Jakarta, Aktual.com — Sepak terjang Gubernur DKI Basuki Tjahaja Purnama (Ahok) memberi izin Proyek Reklamasi Pulau di Teluk Jakarta kepada anak perusahaan PT Agung Podomoro, yaitu PT Muara Wisesa Samudera, mengingatkan saya pada Jan Pieter Zoen Coen, Gubernur Jenderal Belanda pertama di Batavia (Jakarta) pada awal abad ke-17.

Yang menyamakan dua kejadian ini adalah, betapa kemudian membuka ruang yang seluas-luasnya untuk masyarakat “China Perantauan” (Overseas China) semakin menguatkan basis ekonomi dan sosial-budayanya di kawasan Jakarta dan sekitarnya.

Sebagaimana kegusaran berbagai kalangan terhadap kebijakan Ahok memberikan izin untuk Proyek Reklamasi Teluk Jakarta, langkah ini pada perkembangannya akan dijadikan “pintu masuk” untuk membangun 17 pulau buatan, sebagai landasan untuk mengembangkan sebuah mega proyek yang bernama Giant Sea Wall.

Kekhawatiran kian merebak ketika mega proyek mengindikasikan adanya keterlibatan para Taipan yang dikenal dengan julukan “9 Naga” untuk menguasa kawasan Jakarta dan sekitarnya secara geopolitik.

Karena itu, marilah kita buka kembali mata rantai sejarah keterlibatan Tiongkok di kawasan ini, yang sepertinya sudah dimulai sejak awal abad ke-17. Kalau sekarang kita kerap mendengar sepak-terjang Ciputra, Edward Suryajaya, Anthony Salim, Eka Cipta Wijaya, Budi dan Michael Hartono, Hartati Murdaya Po, namun pada awal abad ke-17 rasa-rasanya kita masih asing dengan sosok bernama So Bing Kong.

Padahal, selain dia ini merupakan leluhur para konglomerat Tiongkok yang sekarang ini kaya raya di Indonesia, So Bing Kong merupakan sosok yang membangun pondasi ekonomi dan sosial-budaya masyarakat Tionghoa di kawasan Jakarta dan sekitarnya.

Ketika itu, Jan Pieter Zoen Coen, Gubernur Jenderal Belanda pertama di Batavia (sekarang Jakarta), punya rencana akbar untuk menggelar kerja pembangunan kota Batavia.

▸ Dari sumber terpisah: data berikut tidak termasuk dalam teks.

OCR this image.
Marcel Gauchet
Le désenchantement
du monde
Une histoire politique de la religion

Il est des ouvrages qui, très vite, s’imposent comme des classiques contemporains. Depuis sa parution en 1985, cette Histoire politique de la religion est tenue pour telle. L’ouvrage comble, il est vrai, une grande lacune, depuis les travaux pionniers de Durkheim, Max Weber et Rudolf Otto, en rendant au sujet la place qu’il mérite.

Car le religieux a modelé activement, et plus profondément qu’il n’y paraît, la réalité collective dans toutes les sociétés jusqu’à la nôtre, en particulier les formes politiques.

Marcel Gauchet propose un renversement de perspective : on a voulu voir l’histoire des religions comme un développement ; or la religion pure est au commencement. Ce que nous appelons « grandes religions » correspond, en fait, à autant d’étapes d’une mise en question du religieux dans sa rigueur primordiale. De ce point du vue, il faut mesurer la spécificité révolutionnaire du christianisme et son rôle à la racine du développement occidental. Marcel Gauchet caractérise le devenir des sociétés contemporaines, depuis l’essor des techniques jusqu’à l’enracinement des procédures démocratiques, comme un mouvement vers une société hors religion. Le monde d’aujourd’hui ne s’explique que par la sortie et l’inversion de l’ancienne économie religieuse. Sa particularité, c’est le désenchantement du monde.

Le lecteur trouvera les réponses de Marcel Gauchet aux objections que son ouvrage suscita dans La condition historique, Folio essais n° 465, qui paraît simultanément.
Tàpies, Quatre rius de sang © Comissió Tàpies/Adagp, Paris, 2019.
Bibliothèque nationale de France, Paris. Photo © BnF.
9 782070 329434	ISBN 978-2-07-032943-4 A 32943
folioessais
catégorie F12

Maka, Gubernur Jenderal Coen mengajak kelompok masyarakat Tionghoa sebagai “mitra kerja” penguasa dalam mega proyek tersebut. Alhasil, kelompok “China Rantau” di Batavia ini kemudian menjadi mitra kerja (kontraktor tunggal) andalan pemerintahan kolonial Belanda di Batavia.

Bukan itu saja. So Bing Kong, kemudian diberi kedudukan sebagai Kapitan, yang mengepalai orang-orang Tionghoa yang didudukkan dalam Bank Van Scheppen (Dewan Para Hakim). Sebuah posisi kunci bagi Bing Kong dan sekaligus posisi yang mudah dikontrol oleh Gubernur Jenderal Coen.

Singkat cerita, melalui peran Bing Kong, warga masyarakat Tionghoa dikerahkan untuk membantu obsesi-obsesi Coen membangun Batavia. Melalui kontrol terkendali dan terstruktur ini, Coen dengan leluasa melakukan kerjasama di berbagai pekerjaan pembangunan Batavia dengan para pekerja ahli yang didominasi orang-orang Tionghoa. Termasuk melakukan upaya pengembangan usaha perdagangan di Batavia. Mulai dari perdagangan hasil bumi, bisnis candu, hingga pengelolaan rumah-rumah judi dan pemungutan pajak retribusi bagi perahu-perahu yang melewati kanal-kanal tertentu di Batavia.

Tak pelak lagi, bibit-bibit penguasaan orang-orang Tionghoa sebagai kekuatan ekonomi yang strategis sudah mulai tertanam, yang mungkin tak terbayangkan oleh Coen, bahwa tiga abad kemudian di abad ke 21 sekarang ini, bukan saja para konglomerat Tionghoa merajai perekonomian nasional kita, bahkan salah satu warga Tionghoa, berhasil menduduki jabatan sebagai Gubernur.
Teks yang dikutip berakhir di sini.